A typical project structure should be as follows:

python
cc_library(
    name = "second_library",
    hdrs = ["second_library.h"],
    srcs = ["second_library.cc"],
)
cc_library(
    name = "first_library",
    hdrs = ["first_library.h"],
    srcs = ["first_library.cc"],
    deps = [":second_library"],
)
pybind_extension(
    name = "pybind",
    srcs = ["pybind.cc"],
    deps = [":first_library", ":second_library"],
    # Set if pywrap_library is in different package
    common_lib_packages = [],
    # Set to True if you wan ultra-thin python bindings (recommended)
    wrap_py_init = False,
)
pybind_extension(
    name = "pybind_copy",
    srcs = ["pybind_copy.cc"],
    deps = [":first_library", ":second_library"],
    # Set if pywrap_library is in different package
    common_lib_packages = [],
    # Set to True if you wan ultra-thin python bindings (recommended)
    wrap_py_init = False,
)
py_library(
    name = "optional_py_library",
    # You may pass any of these directly to pywrap_library instead
    deps = [":pybind", ":pybind_copy"]
)
pywrap_library(
    name = "pybind_aggregated",
    deps = [":optional_py_library"],
)
py_test(
    name = "pybind_py_test",
    srcs = ["pybind_py_test.py"],
    deps = [":pybind_aggregated"],
)

Misc

There are many more advance features in Pywrap libraries which exist to facilitate various non-core workflows, such as backward compatibility for projects which were built without pywrap originally, platform-specific features (like .def files for windows) etc.

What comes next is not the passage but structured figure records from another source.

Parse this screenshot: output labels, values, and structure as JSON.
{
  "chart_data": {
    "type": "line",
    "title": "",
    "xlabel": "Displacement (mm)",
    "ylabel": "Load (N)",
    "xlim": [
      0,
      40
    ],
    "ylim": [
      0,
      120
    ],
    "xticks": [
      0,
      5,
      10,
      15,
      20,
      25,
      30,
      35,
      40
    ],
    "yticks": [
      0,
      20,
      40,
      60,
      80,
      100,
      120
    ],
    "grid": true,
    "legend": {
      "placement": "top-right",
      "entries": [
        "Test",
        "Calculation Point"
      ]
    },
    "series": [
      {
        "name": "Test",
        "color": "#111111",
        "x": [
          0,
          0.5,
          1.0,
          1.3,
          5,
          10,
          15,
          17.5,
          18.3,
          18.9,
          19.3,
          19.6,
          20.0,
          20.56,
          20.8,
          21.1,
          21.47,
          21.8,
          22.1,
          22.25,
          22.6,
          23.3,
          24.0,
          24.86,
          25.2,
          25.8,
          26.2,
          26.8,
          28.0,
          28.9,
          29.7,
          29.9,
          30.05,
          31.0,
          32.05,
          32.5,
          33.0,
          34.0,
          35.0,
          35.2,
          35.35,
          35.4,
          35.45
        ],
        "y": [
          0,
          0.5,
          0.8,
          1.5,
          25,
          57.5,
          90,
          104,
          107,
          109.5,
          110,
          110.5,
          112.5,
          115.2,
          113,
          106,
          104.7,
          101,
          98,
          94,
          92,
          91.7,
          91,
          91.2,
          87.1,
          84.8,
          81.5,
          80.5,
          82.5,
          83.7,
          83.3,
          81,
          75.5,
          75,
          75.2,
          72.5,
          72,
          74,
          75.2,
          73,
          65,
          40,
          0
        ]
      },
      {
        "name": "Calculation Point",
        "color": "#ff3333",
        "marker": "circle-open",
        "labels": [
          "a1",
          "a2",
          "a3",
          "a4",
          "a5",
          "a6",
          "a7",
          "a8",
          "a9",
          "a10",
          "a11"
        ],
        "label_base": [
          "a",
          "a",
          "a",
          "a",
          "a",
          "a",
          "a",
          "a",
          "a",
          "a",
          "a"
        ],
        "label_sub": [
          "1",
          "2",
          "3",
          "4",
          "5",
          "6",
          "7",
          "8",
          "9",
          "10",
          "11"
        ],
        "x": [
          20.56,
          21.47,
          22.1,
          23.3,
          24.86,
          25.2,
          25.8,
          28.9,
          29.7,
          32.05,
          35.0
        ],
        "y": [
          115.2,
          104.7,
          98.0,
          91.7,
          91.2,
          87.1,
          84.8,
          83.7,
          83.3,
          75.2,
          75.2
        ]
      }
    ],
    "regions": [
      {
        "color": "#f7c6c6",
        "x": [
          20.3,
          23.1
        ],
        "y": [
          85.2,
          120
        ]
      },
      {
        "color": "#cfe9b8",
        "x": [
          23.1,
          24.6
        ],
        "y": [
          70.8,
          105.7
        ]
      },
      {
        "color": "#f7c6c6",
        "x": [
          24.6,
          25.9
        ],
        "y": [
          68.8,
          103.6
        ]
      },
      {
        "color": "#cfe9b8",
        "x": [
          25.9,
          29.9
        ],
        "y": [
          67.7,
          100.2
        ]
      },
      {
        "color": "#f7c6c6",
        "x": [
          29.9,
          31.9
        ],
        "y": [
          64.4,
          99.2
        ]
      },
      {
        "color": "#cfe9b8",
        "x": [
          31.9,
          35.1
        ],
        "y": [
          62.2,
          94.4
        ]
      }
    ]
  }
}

Pleaser refer to each individual rule documentation for details how to use that. Here are some hints to steer you in the right direction:

  • if you need to control how common (libraries which contain code shared by different python bindings) libraries behave (like which symbols they export or how they are named in the final artifact) use common_lib_-prefixed parameters to pywrap_library rule.
  • if you need to filter out test-only code from your final artifacts look into starlark_only arguments in both python_extension and pywrap_library.
  • If you want a super-thin python binding .so/.pyd object (the ones which will contain only PyInit_<module_name> symbol in them, and the rest will be in the common lib) add wrap_py_init = True argument to your python_extension targets. This is especially recommended for Windows builds.